Eu sou mais fraca quando tento dormir sem sono. Quando tento dormir sem sono toda a mais pequena dúvida me atinge como um tsunami, um chorrilho de palavras disparadas e memórias apagadas que me abalam os alicerces. Fazem-me tremer em agonia cerebral, sufocam-me em ondas de saudade e de desgosto. A minha cama tem o poder de me despir. O travesseiro tira-me as máscaras, os cobertores derrubam-me as muralhas e a insónia confronta-me com a vida. A minha. A que levo, a que levei e a que quero levar. São diferentes, apesar de serem a mesma. Quantas vezes me viu nua a minha cama! Mais vezes do que qualquer homem, mais vezes do que o meu pai e a minha mãe que me deram banho, me mudaram a fralda e me vestiram incontáveis vezes. Porque a solidão da noite despe-me alma, não o corpo. E o espectáculo é tão deprimente, tão monstruosamente feio, que eu acho que se alguém me visse assim ficaria cego de nojo.
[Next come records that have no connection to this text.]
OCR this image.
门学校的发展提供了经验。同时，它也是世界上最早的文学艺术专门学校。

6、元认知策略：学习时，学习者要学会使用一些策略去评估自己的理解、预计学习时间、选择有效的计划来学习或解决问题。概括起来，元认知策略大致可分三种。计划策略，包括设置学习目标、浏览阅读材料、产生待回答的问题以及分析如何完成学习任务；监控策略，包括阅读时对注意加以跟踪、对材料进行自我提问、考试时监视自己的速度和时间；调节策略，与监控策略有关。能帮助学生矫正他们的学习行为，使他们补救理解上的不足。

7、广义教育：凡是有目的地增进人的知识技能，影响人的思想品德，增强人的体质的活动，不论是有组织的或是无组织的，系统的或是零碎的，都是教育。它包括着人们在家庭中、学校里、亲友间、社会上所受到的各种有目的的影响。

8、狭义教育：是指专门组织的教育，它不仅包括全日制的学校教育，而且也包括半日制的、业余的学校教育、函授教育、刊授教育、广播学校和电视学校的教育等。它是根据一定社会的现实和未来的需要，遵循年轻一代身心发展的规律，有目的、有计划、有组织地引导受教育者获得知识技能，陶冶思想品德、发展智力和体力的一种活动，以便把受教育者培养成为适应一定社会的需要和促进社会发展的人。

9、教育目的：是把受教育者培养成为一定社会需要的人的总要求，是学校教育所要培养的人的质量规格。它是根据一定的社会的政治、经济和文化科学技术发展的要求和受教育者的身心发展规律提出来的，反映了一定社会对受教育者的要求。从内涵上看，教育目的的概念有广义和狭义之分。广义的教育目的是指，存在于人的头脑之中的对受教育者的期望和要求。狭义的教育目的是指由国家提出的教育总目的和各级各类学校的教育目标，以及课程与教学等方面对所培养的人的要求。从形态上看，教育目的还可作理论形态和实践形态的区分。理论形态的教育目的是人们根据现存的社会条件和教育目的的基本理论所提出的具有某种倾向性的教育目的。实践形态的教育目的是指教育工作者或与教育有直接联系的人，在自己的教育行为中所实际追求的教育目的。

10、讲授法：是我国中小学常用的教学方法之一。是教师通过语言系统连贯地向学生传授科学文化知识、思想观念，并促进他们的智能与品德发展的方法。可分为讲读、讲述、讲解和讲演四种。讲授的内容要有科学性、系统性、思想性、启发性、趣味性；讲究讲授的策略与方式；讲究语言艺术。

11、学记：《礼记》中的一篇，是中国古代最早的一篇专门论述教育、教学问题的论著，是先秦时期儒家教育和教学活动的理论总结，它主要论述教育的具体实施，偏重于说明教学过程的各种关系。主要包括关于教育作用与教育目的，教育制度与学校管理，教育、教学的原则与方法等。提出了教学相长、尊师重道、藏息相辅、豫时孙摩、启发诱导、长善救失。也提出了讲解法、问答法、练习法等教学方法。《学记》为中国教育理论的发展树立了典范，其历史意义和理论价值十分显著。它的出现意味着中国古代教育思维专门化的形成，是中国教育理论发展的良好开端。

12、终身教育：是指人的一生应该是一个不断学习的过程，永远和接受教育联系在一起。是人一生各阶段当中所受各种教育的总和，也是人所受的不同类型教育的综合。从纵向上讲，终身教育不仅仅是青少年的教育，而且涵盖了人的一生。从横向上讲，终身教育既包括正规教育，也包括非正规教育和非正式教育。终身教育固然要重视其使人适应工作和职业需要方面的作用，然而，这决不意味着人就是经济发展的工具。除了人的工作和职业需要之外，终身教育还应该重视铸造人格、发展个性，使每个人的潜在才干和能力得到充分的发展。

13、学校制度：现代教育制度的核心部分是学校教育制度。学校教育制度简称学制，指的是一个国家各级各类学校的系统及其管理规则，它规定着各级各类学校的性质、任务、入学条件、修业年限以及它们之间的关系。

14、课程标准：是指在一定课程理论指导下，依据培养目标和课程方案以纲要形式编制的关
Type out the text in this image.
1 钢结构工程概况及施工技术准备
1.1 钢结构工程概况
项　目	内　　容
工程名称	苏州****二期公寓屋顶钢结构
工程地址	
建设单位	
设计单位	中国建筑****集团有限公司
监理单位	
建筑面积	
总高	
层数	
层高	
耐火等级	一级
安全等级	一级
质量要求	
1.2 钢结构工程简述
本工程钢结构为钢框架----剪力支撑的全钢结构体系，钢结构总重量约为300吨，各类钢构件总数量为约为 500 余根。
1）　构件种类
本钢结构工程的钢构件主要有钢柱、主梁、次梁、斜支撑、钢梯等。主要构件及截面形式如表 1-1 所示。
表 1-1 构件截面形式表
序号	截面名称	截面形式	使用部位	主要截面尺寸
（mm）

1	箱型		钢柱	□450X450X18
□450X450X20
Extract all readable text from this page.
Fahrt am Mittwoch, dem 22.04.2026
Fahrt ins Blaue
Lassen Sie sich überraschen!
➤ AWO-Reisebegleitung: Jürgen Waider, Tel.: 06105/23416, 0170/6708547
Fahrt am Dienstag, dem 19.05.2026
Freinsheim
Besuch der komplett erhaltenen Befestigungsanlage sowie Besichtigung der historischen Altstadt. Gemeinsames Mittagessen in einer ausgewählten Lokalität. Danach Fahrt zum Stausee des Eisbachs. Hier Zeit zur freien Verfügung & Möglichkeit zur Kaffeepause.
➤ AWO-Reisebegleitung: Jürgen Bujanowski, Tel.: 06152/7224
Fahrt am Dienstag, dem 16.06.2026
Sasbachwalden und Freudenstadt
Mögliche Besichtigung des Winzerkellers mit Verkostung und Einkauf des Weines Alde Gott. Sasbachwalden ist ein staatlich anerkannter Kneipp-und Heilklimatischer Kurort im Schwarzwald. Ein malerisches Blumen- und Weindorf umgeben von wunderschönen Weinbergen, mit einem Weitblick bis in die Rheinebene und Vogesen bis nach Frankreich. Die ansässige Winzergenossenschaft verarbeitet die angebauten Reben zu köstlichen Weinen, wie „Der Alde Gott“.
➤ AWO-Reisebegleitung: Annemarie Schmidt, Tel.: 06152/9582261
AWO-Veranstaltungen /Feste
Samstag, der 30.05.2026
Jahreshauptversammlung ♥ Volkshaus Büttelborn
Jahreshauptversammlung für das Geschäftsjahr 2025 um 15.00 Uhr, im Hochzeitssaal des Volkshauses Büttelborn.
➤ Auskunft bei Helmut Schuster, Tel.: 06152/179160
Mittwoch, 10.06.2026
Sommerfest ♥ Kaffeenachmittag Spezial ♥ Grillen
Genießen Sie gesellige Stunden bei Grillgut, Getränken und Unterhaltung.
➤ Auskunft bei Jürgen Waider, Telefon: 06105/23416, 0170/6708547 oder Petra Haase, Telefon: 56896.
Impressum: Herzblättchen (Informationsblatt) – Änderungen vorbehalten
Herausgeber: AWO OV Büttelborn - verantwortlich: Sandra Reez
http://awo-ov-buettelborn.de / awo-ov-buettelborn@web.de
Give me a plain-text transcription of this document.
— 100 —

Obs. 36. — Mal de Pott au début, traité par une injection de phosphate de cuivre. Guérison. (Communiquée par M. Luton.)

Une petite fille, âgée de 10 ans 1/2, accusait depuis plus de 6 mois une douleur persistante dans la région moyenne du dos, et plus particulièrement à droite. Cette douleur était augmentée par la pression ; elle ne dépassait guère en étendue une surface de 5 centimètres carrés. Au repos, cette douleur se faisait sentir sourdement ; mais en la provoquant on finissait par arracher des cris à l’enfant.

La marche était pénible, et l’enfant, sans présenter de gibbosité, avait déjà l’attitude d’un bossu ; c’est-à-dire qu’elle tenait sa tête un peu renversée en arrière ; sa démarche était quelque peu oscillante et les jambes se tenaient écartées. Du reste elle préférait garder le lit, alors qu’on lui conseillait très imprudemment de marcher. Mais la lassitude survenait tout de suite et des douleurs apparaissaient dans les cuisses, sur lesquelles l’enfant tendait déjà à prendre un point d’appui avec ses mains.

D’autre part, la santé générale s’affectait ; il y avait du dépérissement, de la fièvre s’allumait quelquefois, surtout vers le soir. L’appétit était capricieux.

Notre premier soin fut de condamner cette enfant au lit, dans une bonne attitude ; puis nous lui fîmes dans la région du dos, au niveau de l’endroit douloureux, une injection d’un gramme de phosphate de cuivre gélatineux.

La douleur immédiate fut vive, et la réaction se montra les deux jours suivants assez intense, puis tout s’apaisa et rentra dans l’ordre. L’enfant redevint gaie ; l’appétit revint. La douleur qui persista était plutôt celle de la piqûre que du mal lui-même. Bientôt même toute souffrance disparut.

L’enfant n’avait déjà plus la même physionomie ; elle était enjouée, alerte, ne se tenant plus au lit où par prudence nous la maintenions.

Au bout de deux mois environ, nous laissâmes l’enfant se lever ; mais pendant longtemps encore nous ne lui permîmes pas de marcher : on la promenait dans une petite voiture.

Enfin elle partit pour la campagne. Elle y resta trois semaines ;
Não sei quem disse que "não matam mas aleijam". Não sei quem disse mas é verdade. E só nessas noites de cansaço mal concretizado é que me apercebo das feridas que carrego em mim. Que as tinha eu já sabia, ninguém é de ferro. Mas julgava-as cicatrizadas ou, pelo menos, não tão profundas. São horas depressivas e de extrema fragilidade, essas em que tento adormecer sem sono. São horas que parecem um sem fim. 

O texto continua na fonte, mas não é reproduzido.